The style of X-ray diffraction data collection is rapidly changing nowadays by development of diffractometer equipped with high-intensity X-ray sources and packaged software which automatically optimizes measurement condition. However, selection of a suitable crystal for measurement and decision of X-ray exposure time for precise observation still rely on researchers own experiences. The present method is introduced and demonstrated as an idea for addressing the above two experience-depended processes. Further sophistication of measurement for crystal structure analysis is expected by combining this method with present packaged software. Especially, the present method will make a large contribution to improve the measurement efficiency in synchrotrons or XFELs. Quick decision of a subject crystal and data accumulation time by the present method will be useful for minimizing sample deterioration due to radiation damage on further collection of a full data set. Because the present method is a fundamental technology, wide range of application of it for helping crystal structure analysis is expected.

Methods

X-ray crystal structure analysis

All crystal structures were solved by dual-space methods (SHELXT10) and refined using the full-matrix least-squares method (SHELXL9). Detail of data collections and analyses are described in the Supplementary Materials and Methods.

Density functional theory (DFT) calculations to obtain volumes of solvent molecules

The geometries of cyclohexane and chloroform were optimized by DFT calculations at the B3LYP/cc-pVDZ level of theory. The program Gaussian 0937 was used for the geometrical optimizations. Input geometries were built using the program GaussView38. Optimized geometries were confirmed as energetic minima by vibrational analysis at the same level of theory. The volume of 1 mol of the molecules was obtained as the output of the calculations and divided it by the Avogadro number to obtain the volume for one molecule.

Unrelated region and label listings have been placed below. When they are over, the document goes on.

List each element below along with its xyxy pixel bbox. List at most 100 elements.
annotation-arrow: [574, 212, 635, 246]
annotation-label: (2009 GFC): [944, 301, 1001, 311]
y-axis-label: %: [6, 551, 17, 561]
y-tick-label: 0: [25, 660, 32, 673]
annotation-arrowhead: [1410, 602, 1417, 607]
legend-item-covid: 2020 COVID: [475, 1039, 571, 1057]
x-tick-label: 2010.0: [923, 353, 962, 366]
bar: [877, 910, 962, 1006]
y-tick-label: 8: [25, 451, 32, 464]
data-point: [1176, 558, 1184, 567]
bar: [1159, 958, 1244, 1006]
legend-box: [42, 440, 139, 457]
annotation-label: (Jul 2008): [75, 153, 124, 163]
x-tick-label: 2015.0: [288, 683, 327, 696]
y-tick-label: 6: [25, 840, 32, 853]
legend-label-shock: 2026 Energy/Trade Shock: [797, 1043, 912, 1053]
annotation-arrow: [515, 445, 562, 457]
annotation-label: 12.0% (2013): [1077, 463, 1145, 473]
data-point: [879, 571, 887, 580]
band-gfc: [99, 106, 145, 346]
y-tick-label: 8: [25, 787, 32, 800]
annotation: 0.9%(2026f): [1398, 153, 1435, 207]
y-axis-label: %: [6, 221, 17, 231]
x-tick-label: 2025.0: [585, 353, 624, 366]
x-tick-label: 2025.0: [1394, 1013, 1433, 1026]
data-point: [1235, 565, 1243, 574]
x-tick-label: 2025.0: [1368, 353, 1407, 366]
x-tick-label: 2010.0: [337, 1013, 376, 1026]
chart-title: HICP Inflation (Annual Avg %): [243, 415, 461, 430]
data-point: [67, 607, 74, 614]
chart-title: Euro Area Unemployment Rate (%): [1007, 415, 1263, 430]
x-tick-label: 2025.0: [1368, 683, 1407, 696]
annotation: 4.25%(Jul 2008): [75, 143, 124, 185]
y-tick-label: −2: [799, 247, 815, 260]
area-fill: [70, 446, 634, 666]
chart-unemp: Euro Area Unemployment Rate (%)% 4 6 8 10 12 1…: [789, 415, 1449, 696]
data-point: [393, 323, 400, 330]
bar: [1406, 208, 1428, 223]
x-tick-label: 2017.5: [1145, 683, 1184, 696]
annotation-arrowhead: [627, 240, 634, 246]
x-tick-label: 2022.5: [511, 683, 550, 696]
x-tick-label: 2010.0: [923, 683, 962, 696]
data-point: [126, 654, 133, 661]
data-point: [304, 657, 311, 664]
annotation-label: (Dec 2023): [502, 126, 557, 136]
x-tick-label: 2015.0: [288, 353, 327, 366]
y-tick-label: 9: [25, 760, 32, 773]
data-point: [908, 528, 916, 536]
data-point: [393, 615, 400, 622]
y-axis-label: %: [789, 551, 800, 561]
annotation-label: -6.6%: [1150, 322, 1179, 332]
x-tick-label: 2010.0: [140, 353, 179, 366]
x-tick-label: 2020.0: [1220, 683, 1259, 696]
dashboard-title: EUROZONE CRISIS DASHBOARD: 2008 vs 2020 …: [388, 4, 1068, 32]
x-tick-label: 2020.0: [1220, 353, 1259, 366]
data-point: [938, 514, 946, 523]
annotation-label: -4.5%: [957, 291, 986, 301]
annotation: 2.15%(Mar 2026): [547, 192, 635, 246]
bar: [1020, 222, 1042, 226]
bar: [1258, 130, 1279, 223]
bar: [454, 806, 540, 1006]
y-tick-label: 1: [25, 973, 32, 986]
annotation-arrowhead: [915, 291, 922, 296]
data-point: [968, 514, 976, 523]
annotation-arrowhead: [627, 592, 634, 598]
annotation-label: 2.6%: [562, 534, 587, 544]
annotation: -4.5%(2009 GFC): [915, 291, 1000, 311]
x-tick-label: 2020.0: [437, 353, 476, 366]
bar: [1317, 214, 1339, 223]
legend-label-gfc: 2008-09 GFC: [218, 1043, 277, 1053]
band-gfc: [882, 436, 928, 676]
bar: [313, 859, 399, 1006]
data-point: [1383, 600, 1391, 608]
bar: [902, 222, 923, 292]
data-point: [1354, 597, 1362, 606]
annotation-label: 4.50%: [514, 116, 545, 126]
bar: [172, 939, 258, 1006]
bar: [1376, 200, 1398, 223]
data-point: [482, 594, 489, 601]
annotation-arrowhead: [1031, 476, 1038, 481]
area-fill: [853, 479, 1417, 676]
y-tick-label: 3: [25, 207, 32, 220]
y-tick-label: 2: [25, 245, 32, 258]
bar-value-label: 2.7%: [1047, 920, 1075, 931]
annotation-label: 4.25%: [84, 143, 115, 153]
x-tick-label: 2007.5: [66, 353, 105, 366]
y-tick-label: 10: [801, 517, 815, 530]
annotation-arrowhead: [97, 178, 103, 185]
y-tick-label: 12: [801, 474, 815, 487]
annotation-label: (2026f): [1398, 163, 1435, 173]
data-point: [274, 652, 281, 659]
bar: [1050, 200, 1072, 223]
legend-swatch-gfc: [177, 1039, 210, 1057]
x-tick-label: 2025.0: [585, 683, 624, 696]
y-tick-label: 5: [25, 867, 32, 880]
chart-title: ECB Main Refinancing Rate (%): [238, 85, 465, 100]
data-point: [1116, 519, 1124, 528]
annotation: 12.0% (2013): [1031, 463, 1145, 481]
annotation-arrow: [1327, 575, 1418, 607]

Evaluation of to-be-collected diffraction intensities by considering intensity overlapping

The number of the to-be-collected intensities at a selected resolution shell was counted in the output of the generated diffraction data based on defined lattice parameters and the space group of 3 (HKLF4 GENERATE function in PLATON14). At the shell 0.490 < sinθ/λ ≤ 0.500 Å−1, 28 of the expected diffraction data points were found for collection. A distribution function of diffraction intensities at this resolution shell was obtained from Eq. (2), in which the parameter Σ was calculated from Eq. (3) using the estimated 〈B〉 and fjs calculated from the following equation:

$$\begin{array}{c}f=\mathop{\sum }\limits_{i=1}^{4}{a}_{i}\,\exp \{\,-\,{b}_{i}{(\sin \theta /\lambda )}^{2}\}+c.\end{array}$$
(7)

The coefficients ai and bi (i = 1–4) as well as c for each atom are tabulated in the International Tables for Crystallography39. Sampling of 28 intensities from the derived distribution function using Markov chain Monte Carlo methods was performed by the slice sampler40 implemented in the program MATLAB (The MathWorks, Inc., USA). Uncertainties of all sampled intensities were calculated to satisfy I/σ = 20 or 65. The sampled intensities were arranged in decreasing order to evaluate any potential intensity overlapping. When the difference between two consecutive intensities was less than the sum of their uncertainties, overlap occurred.